The free-ranging nature of ChatGPT is off-putting to regulated companies and investors.

"We don't know where the guardrails are," said Michael Loukas, principal and CEO of TrueMark Investments, an ETF advisory firm; one of its funds invests in AI tech companies. "I think the concept is awesome. And the uses are limitless, whether it comes to education or efficiency or delivery of data. And of course the uses can also be quite nefarious."

ChatGPT shares a weakness common to all machine learning models: They are trained on whatever examples and data they are given, and they have no ability to discern fact from fiction or useful data versus racist rant. In 2016, Microsoft introduced a Twitter bot called Tay that learned to be racist through conversations with Twitter users.

"Training algorithms is almost like training a dog," Loukas said. "Some of your biases can make their way into that training."
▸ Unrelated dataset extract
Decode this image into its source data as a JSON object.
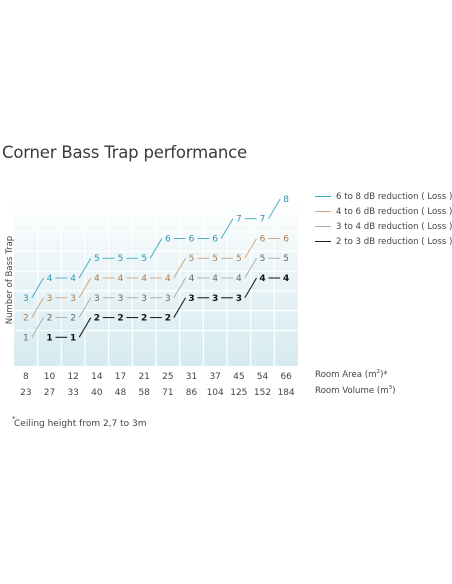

Microsoft, which bought an exclusive license to the underlying technology behind GPT-3 in 2020 after investing $1 billion in OpenAI in 2019, did not respond to a request for an interview. But in a blog, the OpenAI team acknowledged that ChatGPT "sometimes writes plausible-sounding but incorrect or nonsensical answers. Fixing this issue is challenging, as: (1) during training, there's currently no source of truth; (2) training the model to be more cautious causes it to decline questions that it can answer correctly; and (3) supervised training misleads the model because the ideal answer depends on what the model knows, rather than what the human demonstrator knows."

Microsoft is also trying to make the model refuse inappropriate requests, but "it will sometimes respond to harmful instructions or exhibit biased behavior," the company wrote in a blog. "We're using the Moderation API to warn or block certain types of unsafe content, but we expect it to have some false negatives and positives for now." 

Loukas's firm looks at AI companies that produce algorithms, chip makers that supply processing power, data companies and companies that are sophisticated users of AI and use it as a competitive advantage or to solve a pain point.

"Our attitude has been that as an investment, ChatGPT doesn't hold water," he said. "As an eye-opening buzz for the AI, deep learning space, it's fantastic."

Vincent Cerf, a computer scientist who is considered one of the founders of the internet, has warned there are ethical issues with ChatGPT. Rubinow, who has taught ethics and technology, agrees. 

"Here's the problem," Rubinow said. "You have machine-generated responses that have an air of authority about them because they came from a computer, so there must be some validity to them. And we know that really smart people have spent tons of money and tons of time developing these models. And so it might have a false sense of credibility for some issues." 

With large language models, "we can't really be sure all the time why we get the results we get," Rubinow said. "We're not talking about a handful of developers that might have implicit bias. We're talking about the entire body of knowledge that's available on the web that has implicit bias in it, some intentional, some unintentional. And the naive user, hopefully there aren't too many, might look at this and forget to ask the right questions or be swayed incorrectly. 

"There are ethical implications there and that's why you have to be really cautious," Rubinow said. "We want to ask the right questions and always look at things with a critical eye so we're not misled or we could help others not be misled. And we don't know where those issues lie."